Piserro, bir ütü, bir masa ve bir makine ile başlayan serüvenin izlerini taşırken, 38 ülkede yankı bulmuş, dünya çapında tanınan bir marka haline gelmiştir. Ali Rıza Kısakürek’in kurduğu bu imparatorluk, yalnızca Türk tekstilinin değil, girişimcilik ruhunun da zirveye ulaşmış bir örneğidir.

1973 yılında Kahramanmaraş’ta, kimsenin gözlerinde bir ışıltı dahi görmediği bir noktada başlayan bu hikaye, sabır ve kararlılıkla şekillenmiş, yıllar içinde Piserro’yu İtalya gibi köklü tekstil ülkelerine rakip olabilecek kadar büyütmüştür. Kısakürek, “İtalyanlardan daha kaliteli dikim yapmalıyız” diyerek başladığı bu yolda, küresel pazarlarda Türk markasının gücünü tüm dünyaya kanıtlamıştır.

Röportajımızda Ali Rıza Kısakürek, markasının doğuşunu, karşılaştığı engelleri ve her biri kendi başına birer ders niteliğinde olan mücadelesini bizlerle paylaşırken, aynı zamanda girişimciliğin ve azmin gerçek anlamını gözler önüne serdi. 11 yıl boyunca Ankara’nın bürokratik labirentlerinde dolaşan, devletin kapılarını aşındıran ve her engelle birlikte hayallerine bir adım daha yaklaşan Kısakürek, asla geri adım atmadı. O, iş dünyasında yalnızca “başarı”yı değil, aynı zamanda “sabır”ı, “çalışkanlık”ı ve “hayalleri gerçekleştirme”yi temsil ediyor.

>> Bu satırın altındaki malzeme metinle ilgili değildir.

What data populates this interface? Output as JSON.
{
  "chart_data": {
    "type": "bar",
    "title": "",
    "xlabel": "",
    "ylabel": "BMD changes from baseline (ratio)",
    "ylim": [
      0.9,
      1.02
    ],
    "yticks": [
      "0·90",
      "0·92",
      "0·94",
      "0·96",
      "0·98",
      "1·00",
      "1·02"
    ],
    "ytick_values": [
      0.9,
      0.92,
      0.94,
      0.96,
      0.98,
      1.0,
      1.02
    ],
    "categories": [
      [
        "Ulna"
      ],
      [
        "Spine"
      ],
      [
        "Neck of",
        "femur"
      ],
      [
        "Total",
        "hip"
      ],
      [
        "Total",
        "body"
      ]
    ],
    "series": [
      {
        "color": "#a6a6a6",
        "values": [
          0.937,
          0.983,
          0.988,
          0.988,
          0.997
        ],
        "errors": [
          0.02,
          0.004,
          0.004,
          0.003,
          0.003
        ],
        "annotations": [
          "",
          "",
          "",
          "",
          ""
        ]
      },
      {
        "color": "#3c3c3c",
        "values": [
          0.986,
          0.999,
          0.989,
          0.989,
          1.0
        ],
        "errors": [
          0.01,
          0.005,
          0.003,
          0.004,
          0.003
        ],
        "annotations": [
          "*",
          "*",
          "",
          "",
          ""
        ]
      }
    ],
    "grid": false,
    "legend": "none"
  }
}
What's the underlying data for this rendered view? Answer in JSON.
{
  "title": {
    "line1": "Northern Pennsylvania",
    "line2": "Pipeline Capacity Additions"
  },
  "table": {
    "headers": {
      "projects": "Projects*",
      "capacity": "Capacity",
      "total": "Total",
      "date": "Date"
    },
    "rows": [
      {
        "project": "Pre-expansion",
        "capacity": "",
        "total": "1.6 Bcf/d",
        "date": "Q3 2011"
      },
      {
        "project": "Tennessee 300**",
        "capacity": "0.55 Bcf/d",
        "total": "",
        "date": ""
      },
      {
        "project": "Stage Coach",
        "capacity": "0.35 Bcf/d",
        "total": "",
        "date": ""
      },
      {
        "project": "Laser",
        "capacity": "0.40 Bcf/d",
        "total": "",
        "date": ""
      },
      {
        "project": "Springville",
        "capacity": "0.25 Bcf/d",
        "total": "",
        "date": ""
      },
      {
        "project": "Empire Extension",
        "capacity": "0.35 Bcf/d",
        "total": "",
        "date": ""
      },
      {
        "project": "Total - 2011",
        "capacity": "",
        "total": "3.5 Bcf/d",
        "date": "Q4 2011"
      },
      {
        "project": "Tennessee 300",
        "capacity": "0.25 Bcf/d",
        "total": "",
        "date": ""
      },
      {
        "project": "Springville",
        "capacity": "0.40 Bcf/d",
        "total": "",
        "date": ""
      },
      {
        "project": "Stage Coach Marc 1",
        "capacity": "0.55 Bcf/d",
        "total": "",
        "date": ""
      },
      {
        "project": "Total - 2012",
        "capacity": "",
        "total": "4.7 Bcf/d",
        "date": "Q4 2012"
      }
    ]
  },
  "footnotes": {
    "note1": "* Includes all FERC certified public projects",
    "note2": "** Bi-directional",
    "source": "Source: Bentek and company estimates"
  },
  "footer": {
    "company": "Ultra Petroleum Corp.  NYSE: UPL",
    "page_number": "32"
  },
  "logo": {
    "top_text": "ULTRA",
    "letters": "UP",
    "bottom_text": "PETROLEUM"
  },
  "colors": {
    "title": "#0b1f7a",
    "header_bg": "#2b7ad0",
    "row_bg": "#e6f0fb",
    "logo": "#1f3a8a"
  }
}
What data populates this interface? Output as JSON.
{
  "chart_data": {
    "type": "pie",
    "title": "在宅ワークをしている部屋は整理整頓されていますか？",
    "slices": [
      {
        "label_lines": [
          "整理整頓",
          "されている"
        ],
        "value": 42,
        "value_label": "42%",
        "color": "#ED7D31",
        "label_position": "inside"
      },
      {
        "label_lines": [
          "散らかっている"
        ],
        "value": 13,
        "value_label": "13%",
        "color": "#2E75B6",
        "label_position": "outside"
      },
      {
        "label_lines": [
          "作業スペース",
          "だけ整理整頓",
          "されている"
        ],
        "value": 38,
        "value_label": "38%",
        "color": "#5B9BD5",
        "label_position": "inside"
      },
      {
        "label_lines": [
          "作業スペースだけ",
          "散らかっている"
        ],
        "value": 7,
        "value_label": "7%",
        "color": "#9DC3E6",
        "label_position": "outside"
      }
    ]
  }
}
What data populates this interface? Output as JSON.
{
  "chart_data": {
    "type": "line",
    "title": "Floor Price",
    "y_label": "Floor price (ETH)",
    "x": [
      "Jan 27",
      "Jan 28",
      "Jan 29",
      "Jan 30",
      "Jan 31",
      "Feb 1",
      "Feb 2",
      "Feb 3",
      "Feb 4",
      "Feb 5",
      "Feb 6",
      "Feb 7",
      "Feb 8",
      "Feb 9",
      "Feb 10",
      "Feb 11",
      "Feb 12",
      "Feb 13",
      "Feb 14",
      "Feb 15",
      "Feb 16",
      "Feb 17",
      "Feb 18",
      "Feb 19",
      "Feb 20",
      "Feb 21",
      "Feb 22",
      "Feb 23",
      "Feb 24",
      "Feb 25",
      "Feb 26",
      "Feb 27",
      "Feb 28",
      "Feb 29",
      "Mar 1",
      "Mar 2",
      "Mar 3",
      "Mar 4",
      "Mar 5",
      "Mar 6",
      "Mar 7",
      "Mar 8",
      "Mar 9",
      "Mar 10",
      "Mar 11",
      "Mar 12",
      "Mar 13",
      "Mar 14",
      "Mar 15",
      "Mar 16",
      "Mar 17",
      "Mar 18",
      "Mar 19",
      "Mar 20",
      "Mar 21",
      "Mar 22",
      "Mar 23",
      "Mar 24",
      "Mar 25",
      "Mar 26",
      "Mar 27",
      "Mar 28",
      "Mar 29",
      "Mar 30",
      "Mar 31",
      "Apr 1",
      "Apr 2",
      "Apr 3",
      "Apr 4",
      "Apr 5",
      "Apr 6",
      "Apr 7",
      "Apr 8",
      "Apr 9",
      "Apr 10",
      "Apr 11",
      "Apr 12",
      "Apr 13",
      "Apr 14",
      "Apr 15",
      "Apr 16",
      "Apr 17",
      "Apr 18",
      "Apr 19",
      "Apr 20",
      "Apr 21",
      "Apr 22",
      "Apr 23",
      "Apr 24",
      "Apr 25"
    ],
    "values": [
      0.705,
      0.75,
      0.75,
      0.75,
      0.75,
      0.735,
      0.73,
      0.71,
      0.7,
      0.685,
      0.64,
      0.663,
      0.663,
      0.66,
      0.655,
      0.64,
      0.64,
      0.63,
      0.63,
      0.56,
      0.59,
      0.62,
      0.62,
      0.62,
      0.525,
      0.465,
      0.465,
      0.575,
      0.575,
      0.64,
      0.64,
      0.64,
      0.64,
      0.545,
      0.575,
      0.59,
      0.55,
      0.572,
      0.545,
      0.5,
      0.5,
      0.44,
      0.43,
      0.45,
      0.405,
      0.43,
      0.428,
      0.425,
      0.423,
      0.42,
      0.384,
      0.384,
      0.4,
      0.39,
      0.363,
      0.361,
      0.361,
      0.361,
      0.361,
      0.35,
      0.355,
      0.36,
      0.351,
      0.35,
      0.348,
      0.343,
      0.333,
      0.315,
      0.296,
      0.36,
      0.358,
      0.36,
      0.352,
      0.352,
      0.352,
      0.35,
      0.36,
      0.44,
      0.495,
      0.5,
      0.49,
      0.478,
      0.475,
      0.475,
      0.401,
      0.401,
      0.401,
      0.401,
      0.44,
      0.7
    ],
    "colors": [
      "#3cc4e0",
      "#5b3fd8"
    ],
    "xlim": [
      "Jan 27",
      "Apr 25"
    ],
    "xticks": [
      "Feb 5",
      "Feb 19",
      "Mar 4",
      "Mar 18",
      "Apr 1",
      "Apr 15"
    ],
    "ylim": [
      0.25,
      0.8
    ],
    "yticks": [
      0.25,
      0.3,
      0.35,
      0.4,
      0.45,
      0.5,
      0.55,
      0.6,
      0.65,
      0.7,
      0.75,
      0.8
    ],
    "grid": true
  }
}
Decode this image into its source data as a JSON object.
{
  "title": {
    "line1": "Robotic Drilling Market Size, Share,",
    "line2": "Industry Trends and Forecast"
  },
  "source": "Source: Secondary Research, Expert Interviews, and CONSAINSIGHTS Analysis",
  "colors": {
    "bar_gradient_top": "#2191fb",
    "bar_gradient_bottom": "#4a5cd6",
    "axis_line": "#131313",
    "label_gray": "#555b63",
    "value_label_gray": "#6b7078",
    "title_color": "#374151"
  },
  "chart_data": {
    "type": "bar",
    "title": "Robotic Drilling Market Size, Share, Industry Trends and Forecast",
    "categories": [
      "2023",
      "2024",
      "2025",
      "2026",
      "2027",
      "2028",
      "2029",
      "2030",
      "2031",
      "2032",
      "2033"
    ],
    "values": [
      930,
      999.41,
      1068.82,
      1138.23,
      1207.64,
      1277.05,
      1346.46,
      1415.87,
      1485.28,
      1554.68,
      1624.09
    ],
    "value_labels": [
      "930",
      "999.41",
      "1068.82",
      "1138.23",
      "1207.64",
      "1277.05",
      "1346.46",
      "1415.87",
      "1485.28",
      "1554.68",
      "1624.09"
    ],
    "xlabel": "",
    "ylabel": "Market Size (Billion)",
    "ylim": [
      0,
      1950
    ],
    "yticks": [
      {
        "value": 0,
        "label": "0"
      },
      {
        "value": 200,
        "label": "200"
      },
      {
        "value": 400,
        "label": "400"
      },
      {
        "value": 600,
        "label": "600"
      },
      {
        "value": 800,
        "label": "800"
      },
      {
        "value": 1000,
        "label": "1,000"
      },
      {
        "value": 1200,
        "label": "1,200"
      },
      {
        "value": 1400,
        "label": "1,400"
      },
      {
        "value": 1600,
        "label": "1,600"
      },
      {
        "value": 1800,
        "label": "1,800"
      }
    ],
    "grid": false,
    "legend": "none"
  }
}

İş insanı Ali Rıza Kısakürek Değerli eşi ve torunuyla

Girişimcilik ve Aile: Birlikte Yükselen Başarı

Birçok başarı hikayesinde olduğu gibi, Piserro’nun ardında da yalnızca bir iş insanı değil, “aile” ve “değerler” yer alıyor. Kısakürek’in çocukları, bugün markanın başında ve ailevi bağlarla şekillenen bu iş, onu daha da güçlendiren bir dinamik oluşturuyor. Oğul ve kızının işin başında olması, Kısakürek’in yalnızca kendi başarılarıyla değil, geçmişin izleriyle geleceğe adım atma yolundaki vizyonunu da simgeliyor.

Her başarılı işin temelinde sevgi, güven ve bağlılık vardır. Kısakürek’in iş hayatındaki başarısı, yalnızca iş becerisiyle değil, aynı zamanda ailesine ve işine olan bağlılığıyla da dikkat çeker.

 

Bir Dünya Markası Olma Yolunda: Piserro’nun Küresel Yolculuğu

Başarı, bir ülkenin sınırlarını aşmakla ve insanın kendi vizyonunun ötesine geçmekle mümkündür. Ali Rıza Kısakürek’in Piserro markası, bugün İngiltere, Fransa, Almanya, Rusya gibi önemli pazarlarda varlık gösteriyor. Ancak bu, sadece bir başlangıç. Gelecekteki hedefi, Piserro’yu dünya çapında bir marka haline getirmek. Kısakürek’in 1970’lerin başlarında Kahramanmaraş’ta kurduğu küçük atölye, bugün dünyanın dört bir yanındaki raflarda yerini buluyor. Bu başarı, sadece bir markanın değil, Türk iş dünyasının dünya sahnesindeki güçlü adımlarının somut bir örneğidir.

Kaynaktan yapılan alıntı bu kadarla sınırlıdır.